Vent weaning is a slow process. At first, Maddux would be off the vent for five minutes every 30-60 minutes. Gradually, Maddux built up his tolerance for being off the vent, and by Halloween 2020, he was fully weaned.
A novel use of technology
Rachel and the Children’s Wisconsin team continued to let Maddux take the lead, and when he began taking his actual trach out of his neck, Dr. Noe told Rachel, “He’s telling us he’s done with it.”
The next step for Maddux was to trial capping his trach. A capping trial is used to test the ability to breathe completely through the nose and mouth. Normally this is done in-person with a speech therapist, but since Maddux lives 2.5 hours away from Children’s Wisconsin Hospital-Milwaukee, and since the care team had been in such close contact with Rachel via virtual visits, the therapist was able to mail the pieces to Rachel and she put the cap on during a virtual visit.
Completing these steps at home via virtual visits allowed Maddux to stay home and healthy, and progress seamlessly. Maddux was decannulated in May 2021, about three months faster than doctors originally expected.
Maddux wasn’t alone. Many kids in the trach/vent program showed better-than-expected results while utilizing virtual visits. Children’s Wisconsin decannulated 15 patients in 2018 and 17 in 2019. In 2020, the trach/vent team decannulated 28 patients. Even as the trach/vent team has moved back to in-person visits, virtual appointments continue to be part of their care model.
"The virtual visits were a novel way to use technology. People were hesitant before the pandemic, but we got better outcomes than we expected,” said Dr. Cronsell. “A lot of providers and staff realized it was a high-quality way to provide care.”
One reason for these incredible results is that the trach/vent team’s virtual appointments allowed providers to meet with patients more frequently, which helped them progress faster.
“The respiratory therapists were able to interface with patients more often than every three months, so if they were ready for a wean in the interim, we were able to move them forward as soon as they were ready,” said Jennifer Henningfeld, MD, pediatric pulmonologist and associate director of the Home Ventilator Program at Children’s Wisconsin.

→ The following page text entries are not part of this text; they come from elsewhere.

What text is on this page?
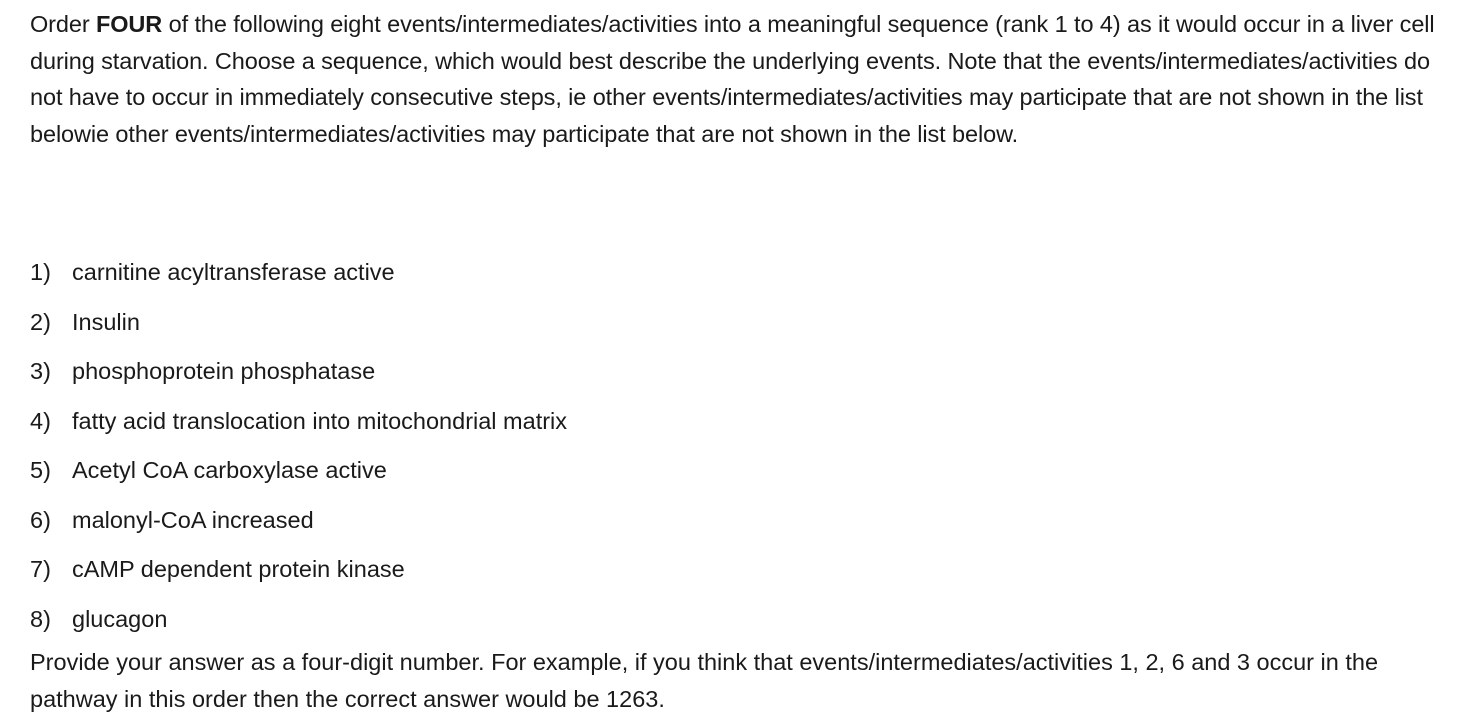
Order FOUR of the following eight events/intermediates/activities into a meaningful sequence (rank 1 to 4) as it would occur in a liver cell during starvation. Choose a sequence, which would best describe the underlying events. Note that the events/intermediates/activities do not have to occur in immediately consecutive steps, ie other events/intermediates/activities may participate that are not shown in the list belowie other events/intermediates/activities may participate that are not shown in the list below.

1) carnitine acyltransferase active
2) Insulin
3) phosphoprotein phosphatase
4) fatty acid translocation into mitochondrial matrix
5) Acetyl CoA carboxylase active
6) malonyl-CoA increased
7) cAMP dependent protein kinase
8) glucagon

Provide your answer as a four-digit number. For example, if you think that events/intermediates/activities 1, 2, 6 and 3 occur in the pathway in this order then the correct answer would be 1263.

The virtual appointments also offered greater convenience and peace of mind to families of kids who are on ventilators.
“Imagine a young baby coming to clinic and all of the things Mom or Dad would pack for that appointment,” said Dr. Henningfeld. “Now imagine that baby has a ventilator that is literally breathing for them and responsible for keeping them alive. You have to make sure the batteries are charged on the vent, plus bring a suction machine and other equipment in case of emergency. The technical complexity of bringing all of that equipment to help keep your baby alive is huge.”

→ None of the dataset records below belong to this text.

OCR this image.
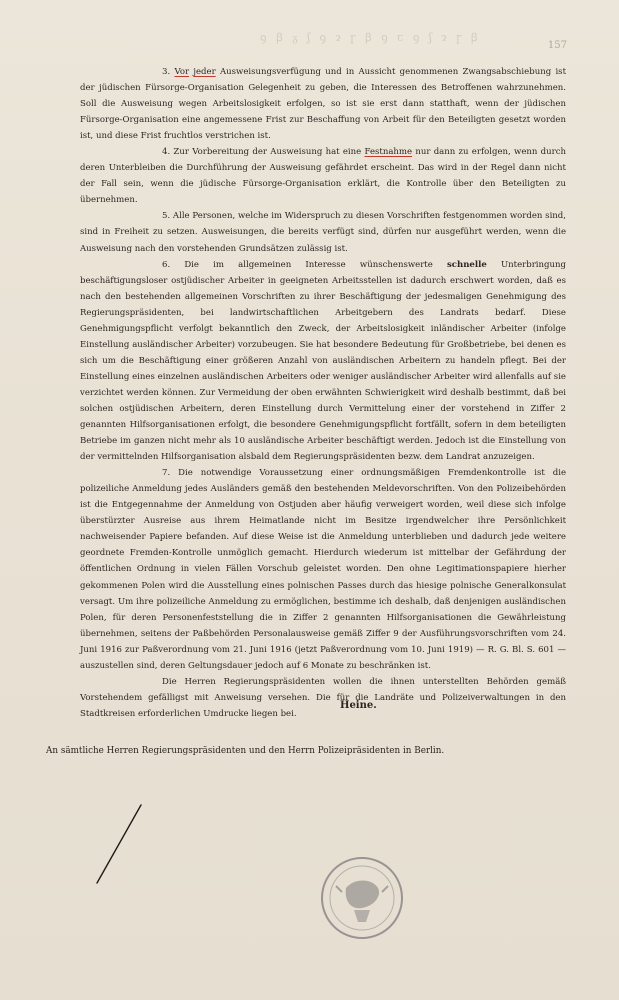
ꝯ ꞵ ᵹ ʃ ꝯ ɂ ɼ ꞵ ꝯ ꞇ ꝯ ʃ ɂ ɼ ꞵ
157

3. Vor jeder Ausweisungsverfügung und in Aussicht genommenen Zwangsabschiebung ist der jüdischen Fürsorge-Organisation Gelegenheit zu geben, die Interessen des Betroffenen wahrzunehmen. Soll die Ausweisung wegen Arbeitslosigkeit erfolgen, so ist sie erst dann statthaft, wenn der jüdischen Fürsorge-Organisation eine angemessene Frist zur Beschaffung von Arbeit für den Beteiligten gesetzt worden ist, und diese Frist fruchtlos verstrichen ist.

4. Zur Vorbereitung der Ausweisung hat eine Festnahme nur dann zu erfolgen, wenn durch deren Unterbleiben die Durchführung der Ausweisung gefährdet erscheint. Das wird in der Regel dann nicht der Fall sein, wenn die jüdische Fürsorge-Organisation erklärt, die Kontrolle über den Beteiligten zu übernehmen.

5. Alle Personen, welche im Widerspruch zu diesen Vorschriften festgenommen worden sind, sind in Freiheit zu setzen. Ausweisungen, die bereits verfügt sind, dürfen nur ausgeführt werden, wenn die Ausweisung nach den vorstehenden Grundsätzen zulässig ist.

6. Die im allgemeinen Interesse wünschenswerte schnelle Unterbringung beschäftigungsloser ostjüdischer Arbeiter in geeigneten Arbeitsstellen ist dadurch erschwert worden, daß es nach den bestehenden allgemeinen Vorschriften zu ihrer Beschäftigung der jedesmaligen Genehmigung des Regierungspräsidenten, bei landwirtschaftlichen Arbeitgebern des Landrats bedarf. Diese Genehmigungspflicht verfolgt bekanntlich den Zweck, der Arbeitslosigkeit inländischer Arbeiter (infolge Einstellung ausländischer Arbeiter) vorzubeugen. Sie hat besondere Bedeutung für Großbetriebe, bei denen es sich um die Beschäftigung einer größeren Anzahl von ausländischen Arbeitern zu handeln pflegt. Bei der Einstellung eines einzelnen ausländischen Arbeiters oder weniger ausländischer Arbeiter wird allenfalls auf sie verzichtet werden können. Zur Vermeidung der oben erwähnten Schwierigkeit wird deshalb bestimmt, daß bei solchen ostjüdischen Arbeitern, deren Einstellung durch Vermittelung einer der vorstehend in Ziffer 2 genannten Hilfsorganisationen erfolgt, die besondere Genehmigungspflicht fortfällt, sofern in dem beteiligten Betriebe im ganzen nicht mehr als 10 ausländische Arbeiter beschäftigt werden. Jedoch ist die Einstellung von der vermittelnden Hilfsorganisation alsbald dem Regierungspräsidenten bezw. dem Landrat anzuzeigen.

7. Die notwendige Voraussetzung einer ordnungsmäßigen Fremdenkontrolle ist die polizeiliche Anmeldung jedes Ausländers gemäß den bestehenden Meldevorschriften. Von den Polizeibehörden ist die Entgegennahme der Anmeldung von Ostjuden aber häufig verweigert worden, weil diese sich infolge überstürzter Ausreise aus ihrem Heimatlande nicht im Besitze irgendwelcher ihre Persönlichkeit nachweisender Papiere befanden. Auf diese Weise ist die Anmeldung unterblieben und dadurch jede weitere geordnete Fremden-Kontrolle unmöglich gemacht. Hierdurch wiederum ist mittelbar der Gefährdung der öffentlichen Ordnung in vielen Fällen Vorschub geleistet worden. Den ohne Legitimationspapiere hierher gekommenen Polen wird die Ausstellung eines polnischen Passes durch das hiesige polnische Generalkonsulat versagt. Um ihre polizeiliche Anmeldung zu ermöglichen, bestimme ich deshalb, daß denjenigen ausländischen Polen, für deren Personenfeststellung die in Ziffer 2 genannten Hilfsorganisationen die Gewährleistung übernehmen, seitens der Paßbehörden Personalausweise gemäß Ziffer 9 der Ausführungsvorschriften vom 24. Juni 1916 zur Paßverordnung vom 21. Juni 1916 (jetzt Paßverordnung vom 10. Juni 1919) — R. G. Bl. S. 601 — auszustellen sind, deren Geltungsdauer jedoch auf 6 Monate zu beschränken ist.

Die Herren Regierungspräsidenten wollen die ihnen unterstellten Behörden gemäß Vorstehendem gefälligst mit Anweisung versehen. Die für die Landräte und Polizeiverwaltungen in den Stadtkreisen erforderlichen Umdrucke liegen bei.

Heine.
An sämtliche Herren Regierungspräsidenten und den Herrn Polizeipräsidenten in Berlin.
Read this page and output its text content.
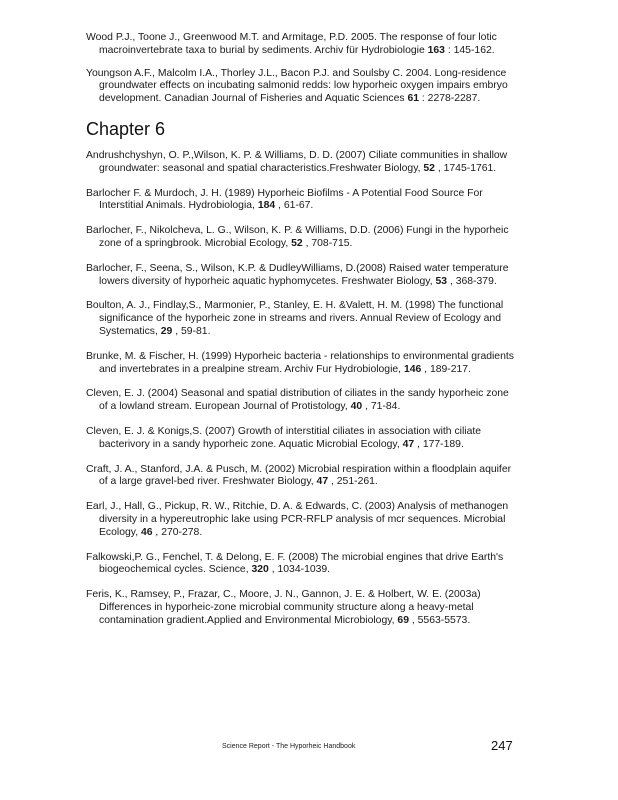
Wood P.J., Toone J., Greenwood M.T. and Armitage, P.D. 2005. The response of four lotic macroinvertebrate taxa to burial by sediments. Archiv für Hydrobiologie 163 : 145-162.

Youngson A.F., Malcolm I.A., Thorley J.L., Bacon P.J. and Soulsby C. 2004. Long-residence groundwater effects on incubating salmonid redds: low hyporheic oxygen impairs embryo development. Canadian Journal of Fisheries and Aquatic Sciences 61 : 2278-2287.

Chapter 6

Andrushchyshyn, O. P.,Wilson, K. P. & Williams, D. D. (2007) Ciliate communities in shallow groundwater: seasonal and spatial characteristics.Freshwater Biology, 52 , 1745-1761.

Barlocher F. & Murdoch, J. H. (1989) Hyporheic Biofilms - A Potential Food Source For Interstitial Animals. Hydrobiologia, 184 , 61-67.

Barlocher, F., Nikolcheva, L. G., Wilson, K. P. & Williams, D.D. (2006) Fungi in the hyporheic zone of a springbrook. Microbial Ecology, 52 , 708-715.

Barlocher, F., Seena, S., Wilson, K.P. & DudleyWilliams, D.(2008) Raised water temperature lowers diversity of hyporheic aquatic hyphomycetes. Freshwater Biology, 53 , 368-379.

Boulton, A. J., Findlay,S., Marmonier, P., Stanley, E. H. &Valett, H. M. (1998) The functional significance of the hyporheic zone in streams and rivers. Annual Review of Ecology and Systematics, 29 , 59-81.

Brunke, M. & Fischer, H. (1999) Hyporheic bacteria - relationships to environmental gradients and invertebrates in a prealpine stream. Archiv Fur Hydrobiologie, 146 , 189-217.

Cleven, E. J. (2004) Seasonal and spatial distribution of ciliates in the sandy hyporheic zone of a lowland stream. European Journal of Protistology, 40 , 71-84.

Cleven, E. J. & Konigs,S. (2007) Growth of interstitial ciliates in association with ciliate bacterivory in a sandy hyporheic zone. Aquatic Microbial Ecology, 47 , 177-189.

Craft, J. A., Stanford, J.A. & Pusch, M. (2002) Microbial respiration within a floodplain aquifer of a large gravel-bed river. Freshwater Biology, 47 , 251-261.

Earl, J., Hall, G., Pickup, R. W., Ritchie, D. A. & Edwards, C. (2003) Analysis of methanogen diversity in a hypereutrophic lake using PCR-RFLP analysis of mcr sequences. Microbial Ecology, 46 , 270-278.

Falkowski,P. G., Fenchel, T. & Delong, E. F. (2008) The microbial engines that drive Earth's biogeochemical cycles. Science, 320 , 1034-1039.

Feris, K., Ramsey, P., Frazar, C., Moore, J. N., Gannon, J. E. & Holbert, W. E. (2003a) Differences in hyporheic-zone microbial community structure along a heavy-metal contamination gradient.Applied and Environmental Microbiology, 69 , 5563-5573.

Science Report - The Hyporheic Handbook	247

Rachel agreed the virtual appointments were a huge timesaver.
“Making the trip down with all of the equipment took a lot out of everyone,” said Rachel. “We would leave at 5 a.m. and not get back until 7 or 8 p.m. and every time we would need to make arrangements for someone to care for our older daughter while we were gone. Plus with COVID-19, we wanted to reduce our exposure. The virtual visits would take 15-20 minutes as opposed to all of the pre-travel planning and an entire day away from home.”
From the start of COVID-19 until Maddux had his trach removed, Rachel estimates they had at least 10 virtual visits with different specialties, saving at least 3-4 trips to Milwaukee.
“I was very grateful for the virtual visits. Children’s Wisconsin knows our kids are high risk and they innovated to reduce exposure,” said Rachel. “Saving those trips saved our sanity a bit, too.”